Cash’s voice slams into my mind again, but my father’s crazy is too busy overtaking my own mouth. “You’re a thief, Pa!” I scream at him, my scrawny twelve-year-old body towering over his crumpled six-two. “You’re a dirty, bastardy thief! It was Cash’s twister to ride outta here, not yours, and you stole it from him! You stole it from him!”

Pa blinks twice, and then his chanting stops. That’s when I find I ain’t so angry anymore.

“My twister’s coming for you too now, boy.” His thin lips curl into a snarl. “Better hide from it while you still can.”

He lunges for my foot and I go down like a sack of shit. The back of my head smacks into the floor, and everything goes fuzzy.

“Stop, Pa!” Steel fingers close around my ankle, dragging me out onto the porch after him. He pulls so hard and fast, my T-shirt catches on the doorframe, ripping it up and leaving my belly exposed.

“Those damn voices,” I hear him muttering again, and with his other hand he reaches down for his shotgun.

Terror explodes in my veins—not the same fear that I keep locked away inside of myself, but one that’s real and present. Those holes in my heart are letting everything out.

Rocking sideways, I feel his grip on me loosen. Kicking out, I manage to drive him backward away from me and onto his knees.

Flying from the porch, I smack my hip on the broken railing at the bottom of the steps, and then I'm cannoning off the hood of his dirty Ford. The pain drags at me all over, but I don’t stop running. The open door of the barn is beckoning to me like Ma’s embrace. Don't think about Ma’s head.

Behind me, I can hear the clink clink as Pa reloads his shotgun with a couple of the loose shells from the porch floor.

“You can't hide from me, boy! I’m the motherfucking twister, remember?”
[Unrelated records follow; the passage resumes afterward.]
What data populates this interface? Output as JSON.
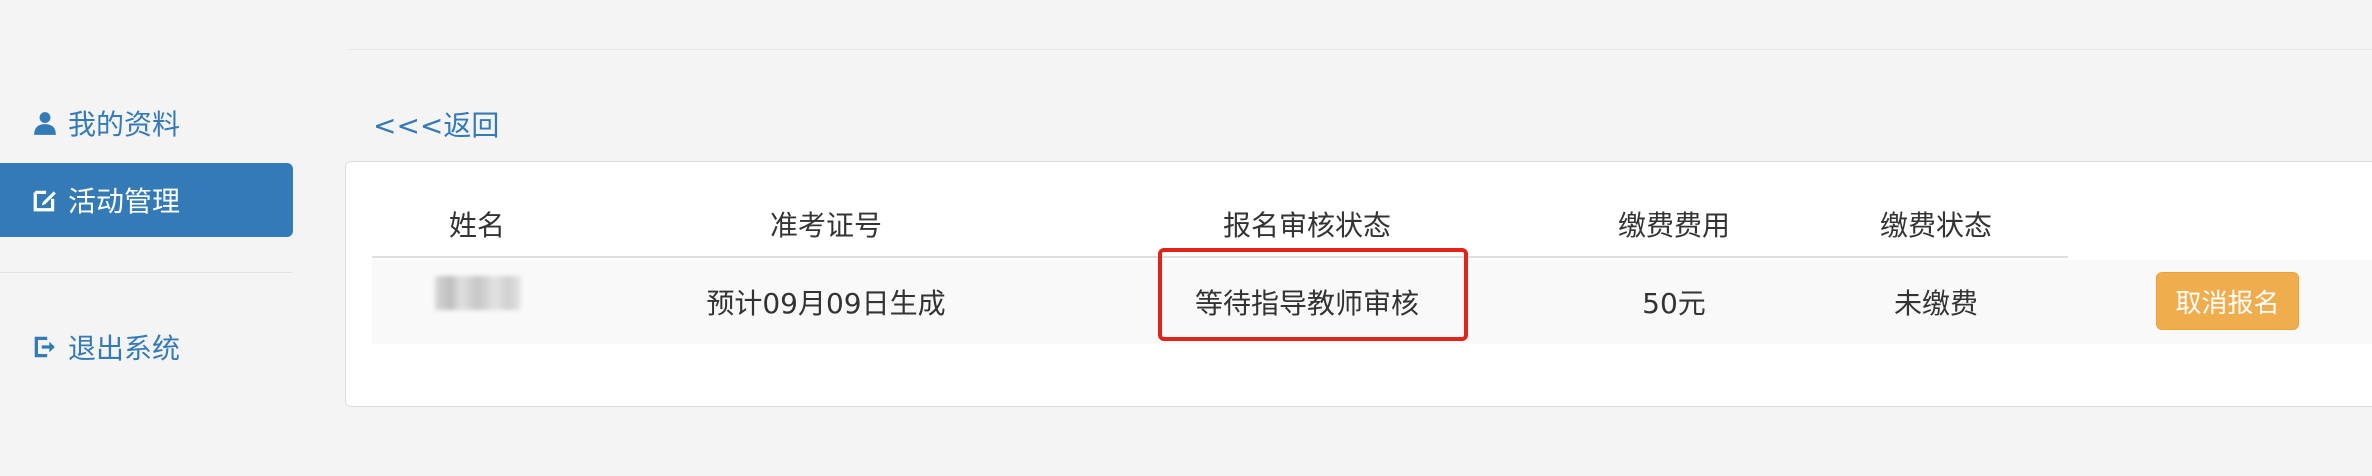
{
  "sidebar": {
    "items": [
      {
        "label": "我的资料",
        "icon": "user-icon"
      },
      {
        "label": "活动管理",
        "icon": "edit-icon"
      },
      {
        "label": "退出系统",
        "icon": "logout-icon"
      }
    ]
  },
  "back_link": "<<<返回",
  "table": {
    "headers": [
      "姓名",
      "准考证号",
      "报名审核状态",
      "缴费费用",
      "缴费状态"
    ],
    "row": {
      "name": "",
      "exam_id": "预计09月09日生成",
      "review_status": "等待指导教师审核",
      "fee": "50元",
      "payment_status": "未缴费",
      "action_label": "取消报名"
    }
  },
  "colors": {
    "primary": "#337ab7",
    "warning": "#f0ad4e",
    "highlight": "#e2231a"
  }
}
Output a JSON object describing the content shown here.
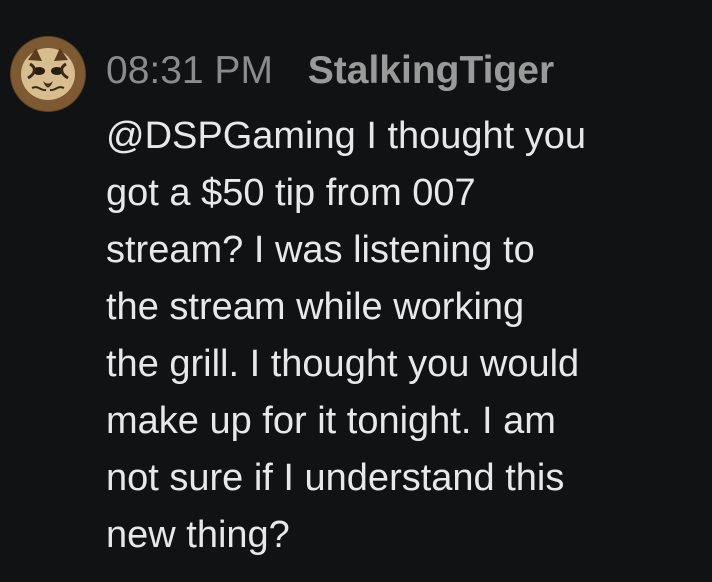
{
  "message": {
    "timestamp": "08:31 PM",
    "username": "StalkingTiger",
    "avatar_icon": "tiger-avatar-icon",
    "text_lines": [
      "@DSPGaming I thought you",
      "got a $50 tip from 007",
      "stream? I was listening to",
      "the stream while working",
      "the grill. I thought you would",
      "make up for it tonight. I am",
      "not sure if I understand this",
      "new thing?"
    ]
  },
  "colors": {
    "background": "#111213",
    "timestamp": "#8b8b8b",
    "username": "#9a9a9a",
    "message_text": "#e8e8e8"
  }
}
I hurl myself into the darkness, the sweet scent of straw blasting into my senses as his first shot splinters the wood next to me. Crying out Cash’s name, I lose my footing again, throwing myself down behind the same stack of bales we were sitting on earlier. My shaking fingers find his cigarette butt, and I hold it close to me like a talisman.

Don’t think about the red pool leaking out from underneath him.

Clink clink.

Pa’s in the doorway. He’s staggering around, drunk on something far worse than whiskey. He fires two more shots above my hiding place, blowing holes in the back wall and inviting the rest of the world into my horror.

I whimper into the floor.

Time stretches and sags.

Wax drips.

His footsteps shuffle closer.

“I can feel my twister turning on me now, Joey,” I hear him say with a chuckle, like he’s sharing one of Cash’s secrets. “You’ll serve the Devil from hereon in. You hear that, boy?”